Parmi les moments forts du règne de Neumann : il a déposé la marque sur le mot « We », puis a revendu la marque à sa propre entreprise pour 5,9 millions de dollars. Il a contracté des prêts personnels adossés aux actions de l'entreprise. Il voulait que WeWork « élève la conscience du monde ». Il faisait du surf.
La leçon : Les vibes ne sont pas un modèle économique. Quand quelqu'un parle exclusivement en grandes abstractions et jamais en vrais chiffres, accrochez-vous à votre portefeuille. Ça vaut pour les entreprises, les projets crypto, et ce gars à la soirée qui dit qu'il « construit quelque chose d'énorme » mais ne peut pas vous dire ce que c'est.
10. Le lancement d'Apple Maps -- Tellement mauvais que Tim Cook a dû s'excuser
Quand Apple a retiré Google Maps d'iOS en 2012 et l'a remplacé par Apple Maps, les résultats ont été immédiats et catastrophiques. L'appli dirigeait les gens dans des rivières. Elle faisait fondre le pont de Brooklyn en tableau de Salvador Dali. Elle plaçait des hôpitaux au milieu des océans. Elle a dit à des conducteurs en Australie de traverser un parc national sans routes, où plusieurs personnes se sont retrouvées coincées et la police a dû émettre un avertissement public.

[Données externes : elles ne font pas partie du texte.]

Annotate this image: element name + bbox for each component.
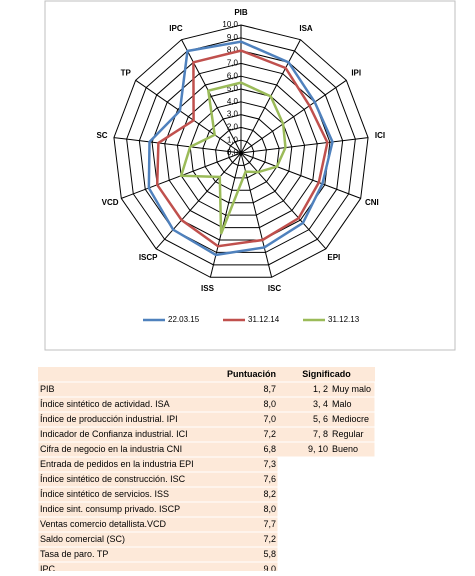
table-cell: 9, 10: [308, 444, 328, 454]
axis-label: ISC: [268, 284, 282, 293]
table-cell: 7,6: [263, 474, 276, 484]
table-cell: 7, 8: [313, 429, 328, 439]
axis-spoke: [240, 152, 361, 199]
axis-label: CNI: [365, 198, 379, 207]
table-cell: 9,0: [263, 564, 276, 571]
table-cell: IPC: [40, 564, 56, 571]
table-cell: 7,3: [263, 459, 276, 469]
table-cell: Índice de producción industrial. IPI: [40, 414, 178, 424]
axis-label: ISA: [299, 24, 313, 33]
r-tick-label: 1,0: [227, 135, 239, 144]
header-cell: Puntuación: [227, 369, 276, 379]
table-cell: Mediocre: [332, 414, 369, 424]
axis-spoke: [209, 152, 242, 278]
axis-label: ISCP: [139, 253, 158, 262]
r-tick-label: 10,0: [222, 20, 238, 29]
r-tick-label: 8,0: [227, 46, 239, 55]
table-cell: Índice sintético de construcción. ISC: [40, 474, 186, 484]
table-cell: Indicador de Confianza industrial. ICI: [40, 429, 188, 439]
axis-label: PIB: [234, 8, 248, 17]
table-cell: 1, 2: [313, 384, 328, 394]
table-cell: Regular: [332, 429, 364, 439]
axis-label: IPC: [169, 24, 183, 33]
axis-spoke: [135, 79, 242, 154]
axis-label: TP: [121, 69, 132, 78]
table-cell: Entrada de pedidos en la industria EPI: [40, 459, 194, 469]
table-cell: 8,0: [263, 399, 276, 409]
table-cell: Malo: [332, 399, 352, 409]
axis-label: ICI: [375, 131, 385, 140]
table-cell: Indice sint. consump privado. ISCP: [40, 504, 180, 514]
grid-ring: [126, 37, 356, 266]
table: Puntuación Significado PIB 8,7 1, 2 Muy malo Í…: [37, 367, 376, 576]
table-cell: Ventas comercio detallista.VCD: [40, 519, 167, 529]
table-cell: 7,2: [263, 429, 276, 439]
table-cell: Muy malo: [332, 384, 371, 394]
r-tick-label: 7,0: [227, 59, 239, 68]
table-cell: Índice sintético de servicios. ISS: [40, 489, 169, 499]
axis-label: SC: [96, 131, 107, 140]
axis-spoke: [240, 137, 369, 154]
table-cell: 7,7: [263, 519, 276, 529]
grid-ring: [113, 24, 369, 278]
r-tick-label: 0,0: [227, 148, 239, 157]
grid-ring: [138, 50, 344, 253]
grid-ring: [215, 126, 267, 179]
table-cell: 7,0: [263, 414, 276, 424]
legend-label: 22.03.15: [168, 315, 200, 324]
table-cell: Bueno: [332, 444, 358, 454]
r-tick-label: 6,0: [227, 71, 239, 80]
table-cell: 8,0: [263, 504, 276, 514]
r-tick-label: 9,0: [227, 33, 239, 42]
table-cell: Tasa de paro. TP: [40, 549, 108, 559]
axis-label: EPI: [327, 253, 340, 262]
axis-spoke: [240, 79, 347, 154]
grid-ring: [176, 88, 306, 216]
series-line: [155, 49, 329, 248]
table-cell: 5, 6: [313, 414, 328, 424]
table-cell: 5,8: [263, 549, 276, 559]
axis-spoke: [155, 152, 242, 250]
grid-ring: [227, 139, 255, 166]
table-cell: 7,2: [263, 534, 276, 544]
series-line: [147, 40, 334, 257]
r-tick-label: 4,0: [227, 97, 239, 106]
table-cell: Saldo comercial (SC): [40, 534, 125, 544]
axis-spoke: [181, 39, 242, 154]
table-cell: PIB: [40, 384, 55, 394]
legend-label: 31.12.13: [328, 315, 360, 324]
axis-spoke: [113, 137, 242, 154]
axis-label: IPI: [351, 69, 361, 78]
r-tick-label: 2,0: [227, 123, 239, 132]
axis-label: ISS: [201, 284, 215, 293]
header-cell: Significado: [302, 369, 351, 379]
table-cell: 3, 4: [313, 399, 328, 409]
table-cell: Índice sintético de actividad. ISA: [40, 399, 170, 409]
row-bg: [37, 561, 279, 576]
table-cell: 6,8: [263, 444, 276, 454]
r-tick-label: 3,0: [227, 110, 239, 119]
header-bg: [38, 367, 375, 382]
axis-label: VCD: [102, 198, 119, 207]
axis-spoke: [240, 152, 327, 250]
table-cell: Cifra de negocio en la industria CNI: [40, 444, 182, 454]
table-cell: 8,7: [263, 384, 276, 394]
grid-ring: [202, 114, 280, 191]
r-tick-label: 5,0: [227, 84, 239, 93]
series-line: [179, 81, 287, 235]
table-cell: 8,2: [263, 489, 276, 499]
chart-frame: [44, 0, 456, 351]
legend-label: 31.12.14: [248, 315, 280, 324]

Tim Cook -- un homme qui dégage l'énergie de quelqu'un qui n'a jamais haussé le ton de sa vie -- a publié une lettre d'excuses ouverte et a dit aux utilisateurs de télécharger Google Maps sur l'App Store. C'était l'équivalent corporatif de votre père admettant qu'il aurait dû demander son chemin. Apple aurait dépensé des milliards pour corriger l'appli au cours des années suivantes, et elle est sincèrement bonne maintenant. Mais en 2012, c'était le désastre le plus drôle du monde tech.
La leçon : Ne lancez pas quelque chose de bâclé juste parce que vous êtes sur une deadline ou que vous êtes en colère contre un concurrent. Si ce n'est pas prêt, ce n'est pas prêt. Ça s'applique aux lancements de produits, aux rénovations de maison, et à l'envoi de ce texto à votre ex à minuit.
La vision d'ensemble
Voici le truc sur tous ces échecs : ils n'ont pas été commis par des idiots. Samsung, Google, Microsoft, Amazon, Apple -- ce sont des entreprises pleines de gens brillants avec des ressources absurdes. Ils ont échoué quand même. Certains à cause de l'ego. Certains à cause du timing. Certains parce qu'ils ont ignoré tous les signaux d'alerte en faveur de l'histoire qu'ils voulaient croire.
Vous n'allez pas perdre 7,6 milliards sur une mauvaise décision. Mais les schémas sont les mêmes à toute échelle. Ne courez pas après le buzz plutôt que la substance. N'ignorez pas les signaux d'alarme parce que vous êtes émotionnellement investi. Ne supposez pas que dépenser plus d'argent va réparer une idée fondamentalement cassée. Et pour l'amour du ciel, si votre produit prend feu, n'envoyez pas des remplacements qui prennent aussi feu.
Le mouvement le plus intelligent est souvent le plus ennuyeux. Testez les choses avant de vous engager. Posez les questions difficiles avant d'investir. Et quand quelque chose ne marche pas, coupez vos pertes tôt au lieu de doubler la mise en espérant que l'univers change d'avis. Il ne le fera pas.